Me apartó de una patada y se sacudió el polvo de la ropa con asco. Volví a abalanzarme sobre ella, pero me puso la mano en la frente, impidiéndome avanzar. Con mis habilidades, me habría resultado fácil apartarla, pero ahora mismo soy un niño enfermo y débil, y no puedo usar mucha fuerza.
Entonces, para mi sorpresa, dijo algo y luego me llevó consigo.
Ella dijo: "¡Pequeño mocoso, estás sucio! Ven a casa con tu tía abuela y date un baño".
La seguí hasta su casa y descubrí que vivía sola. La casa no era grande y se sentía bastante vacía; el jardín estaba descuidado y la casa cubierta de polvo. Supuse que probablemente era huérfana como yo. Esto me alegró, pero entonces oí a la gente en la calle llamándola "Señorita Fan". ¡Tenía nombre! ¿Que una huérfana tuviera nombre? Eso era demasiado.
Más tarde, me preparó agua hirviendo y me di cuenta de que no era muy buena encendiendo fuego; necesitó cuatro o cinco yesqueros para prenderlo. Luego, sacó de algún sitio dos bollos duros al vapor, los puso sobre la tapa de la olla con agua hirviendo, los calentó un rato y me los dio.
Ella tosió, aparentemente un poco incómoda, y dijo: "Comamos esto primero, y luego iremos a un restaurante después de que te hayamos limpiado".

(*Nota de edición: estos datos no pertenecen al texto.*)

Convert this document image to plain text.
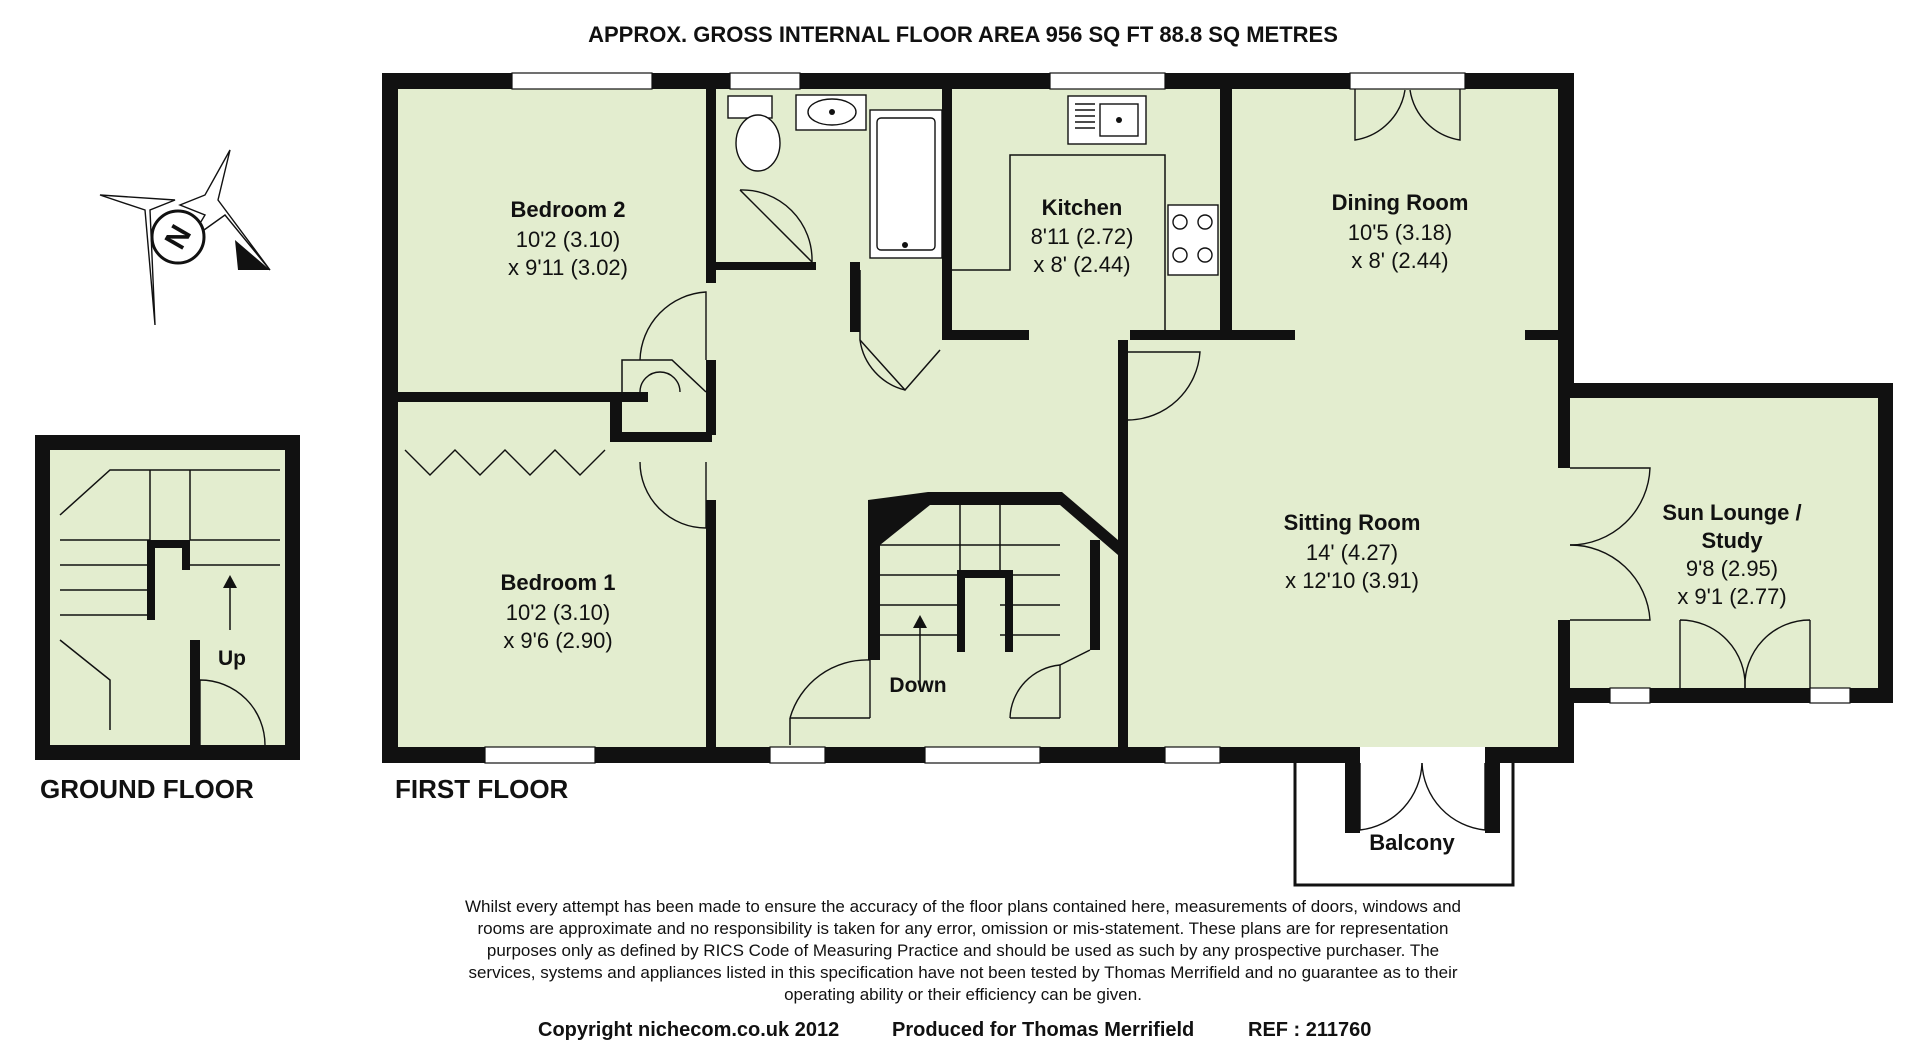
APPROX. GROSS INTERNAL FLOOR AREA 956 SQ FT 88.8 SQ METRES
Up
GROUND FLOOR
N
Down
Bedroom 2
10'2 (3.10)
x 9'11 (3.02)
Bedroom 1
10'2 (3.10)
x 9'6 (2.90)
Kitchen
8'11 (2.72)
x 8' (2.44)
Dining Room
10'5 (3.18)
x 8' (2.44)
Sitting Room
14' (4.27)
x 12'10 (3.91)
Sun Lounge /
Study
9'8 (2.95)
x 9'1 (2.77)
Balcony
FIRST FLOOR
Whilst every attempt has been made to ensure the accuracy of the floor plans contained here, measurements of doors, windows and
rooms are approximate and no responsibility is taken for any error, omission or mis-statement. These plans are for representation
purposes only as defined by RICS Code of Measuring Practice and should be used as such by any prospective purchaser. The
services, systems and appliances listed in this specification have not been tested by Thomas Merrifield and no guarantee as to their
operating ability or their efficiency can be given.
Copyright nichecom.co.uk 2012	Produced for Thomas Merrifield	REF : 211760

Sostuve el bollo al vapor; su capa exterior era tan suave que casi se derretía, pero el interior estaba duro como una piedra. Tenía muchas ganas de decirle que los bollos al vapor no debían estar tan calientes, pero por alguna razón, al final no dije nada. Y no solo no dije nada, sino que además usé mi fuerza interior para tragarme el bollo.
Entonces la oí murmurar en voz baja: "Pobrecita, con tanta hambre, y sin embargo come pan podrido tan felizmente. Suspiro."
Mi corazón estaba lleno de sentimientos encontrados.
El agua estaba hirviendo. Sabía que había un pozo en el patio trasero y podría haberme dado una ducha fría, pero me gustaba verla preparar el agua caliente para mí. Así que, incluso si accidentalmente se le caía aceite o un trapo al agua, fingía no verlo y me daba la ducha más larga de mi vida.
Por alguna razón, me quité el disfraz. Después me di cuenta de que había tomado la decisión correcta.
A esta persona le encantan los niños, sobre todo los bonitos. De repente me sentí increíblemente afortunada. Aunque me cueste admitirlo, tengo que decir que el bebé es más bonito que yo y tiene las mejillas más regordetas; ¡qué mono! Si hubiera sido él el primero en irse, probablemente no habría tenido ninguna oportunidad.
Obviamente, había olvidado por completo que esa mujer no era nuestro objetivo.
Tomó prestada ropa del hijo del vecino, me ayudó a ponérmela e incluso me secó el pelo. Fue muy amable y cariñosa conmigo, su actitud era completamente diferente a la de antes.
Una mezcla de emociones me invadió. Suspiro, jamás imaginé que me vería obligada a usar mi apariencia para complacer a alguien.